Inspired By Football-Loving Daughter, Mom Writes Kids' Book Busting Stereotypes

"Yes You Can!" spreads the message that all toys are for everyone.
Cheryl Rickman and her daughter started their own T-shirt line called Climbing Trees.
Cheryl Rickman
Cheryl Rickman and her daughter started their own T-shirt line called Climbing Trees.

Ever since Cheryl Rickman’s daughter was 3 years old, they have struggled to find the things she loved ― football, skateboarding, dinosaurs ― in the girls’ aisle. Tired of being told that the things her daughter liked weren’t for her, the mom got involved with Let Clothes Be Clothes, a campaign challenging gender stereotypes in children’s clothing.

After two years spent campaigning and meeting directly with store buyers about gendered clothing, as well as launching her own T-shirt line called Climbing Trees, Rickman wanted to do something more.

So, the mom wrote Yes You Can! a children’s book dedicated to combatting gender stereotypes, and started a Kickstarter campaign to hire an illustrator and editor and print the first 250 copies.

“I wanted to find a way of explaining the futility of restrictive stereotypes in a child-friendly way,” Rickman told HuffPost. “So the characters find themselves in a world where they are told what they should play with, wear and do, based on the color of their hair. Children see how silly that is and realize that gender rules are equally silly, because we all like a whole range of different stuff.”

The story, aimed at 3 to 5-year-olds, features The Climbing Trees Girls,” whom Rickman calls “stereotype-busting female characters” who “know that all children should be allowed to play with whatever sparks joy in them, be that a doll or a dinosaur, a princess or a car.” There are also male characters in the book who play with both “diggers and dolls” and “trains and fairies.”

Backers of the project on Kickstarter will also receive the “No Limits – Be Yourself” coloring book, which shows boys and girls playing with a range of toys to spread the message that all toys are for everyone, boy or girl.

A coloring page in which a little girl looks at a princess and a Spider-Man poster and announces “I prefer Spidey” was inspired by the time a face-painter told Rickman’s daughter, “You don’t want Spider-Man. That’s for boys.”

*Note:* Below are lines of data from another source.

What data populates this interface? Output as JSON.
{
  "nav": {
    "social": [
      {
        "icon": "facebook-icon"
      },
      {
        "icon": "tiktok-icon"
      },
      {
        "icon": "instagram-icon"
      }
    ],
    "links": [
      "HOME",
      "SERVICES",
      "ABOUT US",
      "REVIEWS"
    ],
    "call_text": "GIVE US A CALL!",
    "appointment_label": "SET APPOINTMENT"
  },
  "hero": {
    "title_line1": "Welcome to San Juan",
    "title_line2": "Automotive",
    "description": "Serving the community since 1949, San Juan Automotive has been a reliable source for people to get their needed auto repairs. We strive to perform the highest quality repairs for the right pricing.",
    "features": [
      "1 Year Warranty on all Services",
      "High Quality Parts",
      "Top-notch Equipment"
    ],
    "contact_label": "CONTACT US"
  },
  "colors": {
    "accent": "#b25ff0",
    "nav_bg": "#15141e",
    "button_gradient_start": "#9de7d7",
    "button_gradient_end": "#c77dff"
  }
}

The "No Limits -- Be Yourself" coloring book spreads the message that all toys are for everyone.
Cheryl Rickman
The "No Limits -- Be Yourself" coloring book spreads the message that all toys are for everyone.

“When we limit our children’s freedom of expression and tell them they are wrong to cry, wrong to like pink, or wrong to like football, we are muting their expression, which can, in some cases, lead to issues around self-esteem, emotional intelligence and even academic achievement,” Rickman says.

And she says her own daughter loves both the book and coloring book.

“She thinks it’s silly for shops and adverts to tell girls and boys what they should and shouldn’t like, because she like all kinds of colors and toys and should be able to like whatever she wants to,” Rickman told HuffPost. “Both books show her that she can.”

Rickman’s Kickstarter campaign for Yes You Can! launched Monday and had raised $1,298 of its $5,047 goal as of Tuesday afternoon.